No mixed reality and it’s a shame

Finally, we wanted to address one (another) of our disappointments with the HTC Vive Flow – there is no mixed reality mode today. Unlike some of its rivals like the Lynx, the Vive Flow immerses you in a completely virtual reality, with fake images in front of your eyes. Given its ultra-portable nature, we regret not having seen a replica of reality thanks to its cameras, which would have allowed us to keep an eye on it while walking around the house. By removing the foam, we also have access to a small piece of reality, but it is too small to be able to walk on without hitting a wall.

We imagine that the second generation will take care of this aspect.
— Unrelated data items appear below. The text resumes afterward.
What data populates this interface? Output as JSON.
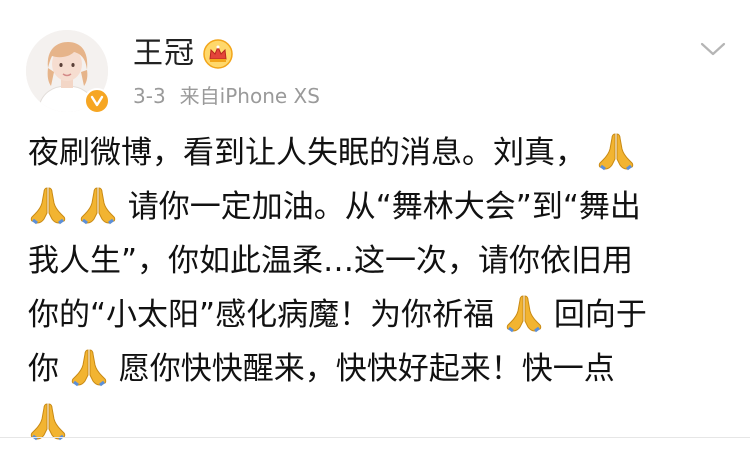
{
  "post": {
    "author": {
      "name": "王冠",
      "avatar_icon": "avatar-photo",
      "badge_icon": "verified-badge-icon",
      "crown_icon": "crown-icon"
    },
    "meta": {
      "date": "3-3",
      "source": "来自iPhone XS"
    },
    "menu_icon": "chevron-down-icon",
    "content_lines": [
      {
        "s1": "夜刷微博，看到让人失眠的消息。刘真，"
      },
      {
        "s1": "请你一定加油。从“舞林大会”到“舞出"
      },
      {
        "s1": "我人生”，你如此温柔…这一次，请你依旧用"
      },
      {
        "s1": "你的“小太阳”感化病魔！为你祈福",
        "s2": "回向于"
      },
      {
        "s1": "你",
        "s2": "愿你快快醒来，快快好起来！快一点"
      }
    ],
    "emoji": "folded-hands-icon",
    "colors": {
      "text": "#111111",
      "meta": "#9a9a9a",
      "badge": "#f6a623",
      "emoji": "#f2b431"
    }
  }
}
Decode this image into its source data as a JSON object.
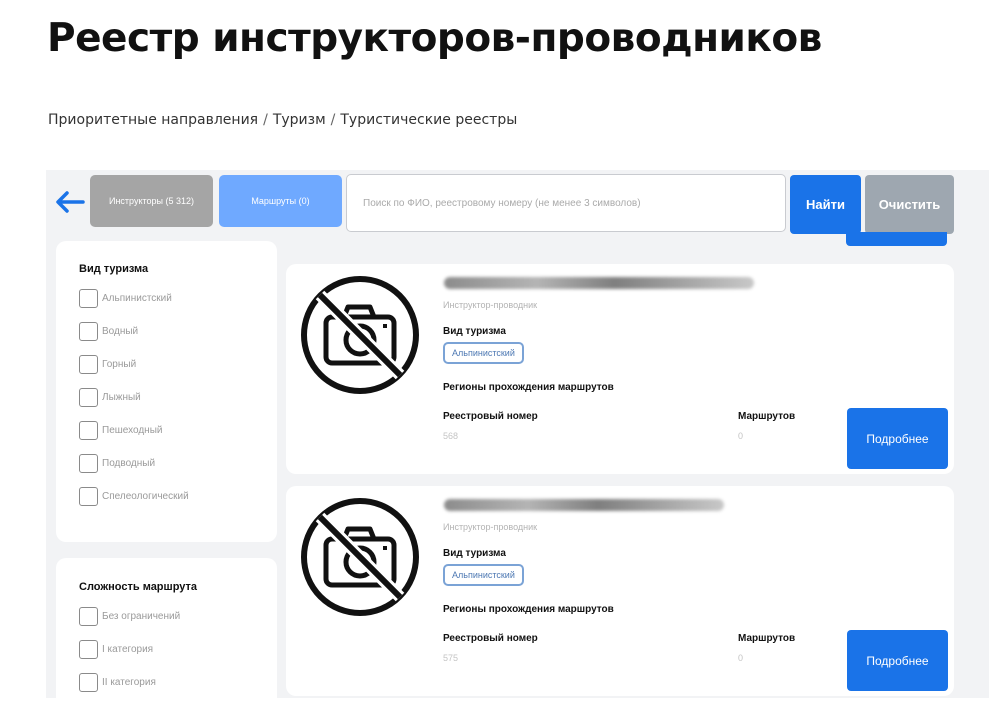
{
  "page": {
    "title": "Реестр инструкторов-проводников",
    "breadcrumb": [
      "Приоритетные направления",
      "Туризм",
      "Туристические реестры"
    ],
    "breadcrumb_separator": "/"
  },
  "toolbar": {
    "back_icon": "arrow-left-icon",
    "tab_instructors": "Инструкторы  (5 312)",
    "tab_routes": "Маршруты (0)",
    "search_placeholder": "Поиск по ФИО, реестровому номеру (не менее 3 символов)",
    "find_label": "Найти",
    "clear_label": "Очистить"
  },
  "filters": {
    "tourism": {
      "title": "Вид туризма",
      "options": [
        "Альпинистский",
        "Водный",
        "Горный",
        "Лыжный",
        "Пешеходный",
        "Подводный",
        "Спелеологический"
      ]
    },
    "complexity": {
      "title": "Сложность маршрута",
      "options": [
        "Без ограничений",
        "I категория",
        "II категория"
      ]
    }
  },
  "cards": [
    {
      "photo_icon": "no-photo-icon",
      "role": "Инструктор-проводник",
      "tourism_label": "Вид туризма",
      "tourism_tag": "Альпинистский",
      "regions_label": "Регионы прохождения маршрутов",
      "registry_label": "Реестровый номер",
      "registry_value": "568",
      "routes_label": "Маршрутов",
      "routes_value": "0",
      "more_label": "Подробнее"
    },
    {
      "photo_icon": "no-photo-icon",
      "role": "Инструктор-проводник",
      "tourism_label": "Вид туризма",
      "tourism_tag": "Альпинистский",
      "regions_label": "Регионы прохождения маршрутов",
      "registry_label": "Реестровый номер",
      "registry_value": "575",
      "routes_label": "Маршрутов",
      "routes_value": "0",
      "more_label": "Подробнее"
    }
  ],
  "colors": {
    "primary": "#1a73e8",
    "tab_active": "#6fa9ff",
    "tab_inactive": "#a5a5a5",
    "clear_button": "#9ea7b0",
    "panel_background": "#f2f3f5"
  }
}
Today, the numerous slowdowns and bugs we’ve encountered can attest to that, the HTC Vive Flow isn’t powerful enough.

The verdict

Well, let’s face it, the HTC Vive Flow isn’t a good product. It is not just the concept that has failed, but its execution. If we find the idea of ​​having an ultra-easy-to-carry VR headset tempting, it’s clear that HTC’s product has too many flaws to satisfy anyone today. It’s the first of its kind, presumably it predates devices that will fare much better but, at the moment, it’s just a toy for VR enthusiasts. At 550 euros, it’s clearly best to invest in a Meta Quest 2 and the Elite strap. There you will have really interesting experiences to discover.

Are there still things to save with this product? Yes, two. The idea of ​​making it a VR companion for smartphones is a good one, why should a VR headset necessarily be a computer in its own right? Pleasant then the possibility to see (a little) the real world to the sides. With mixed reality, it would have been much more convincing. We can’t wait to see Gen 2!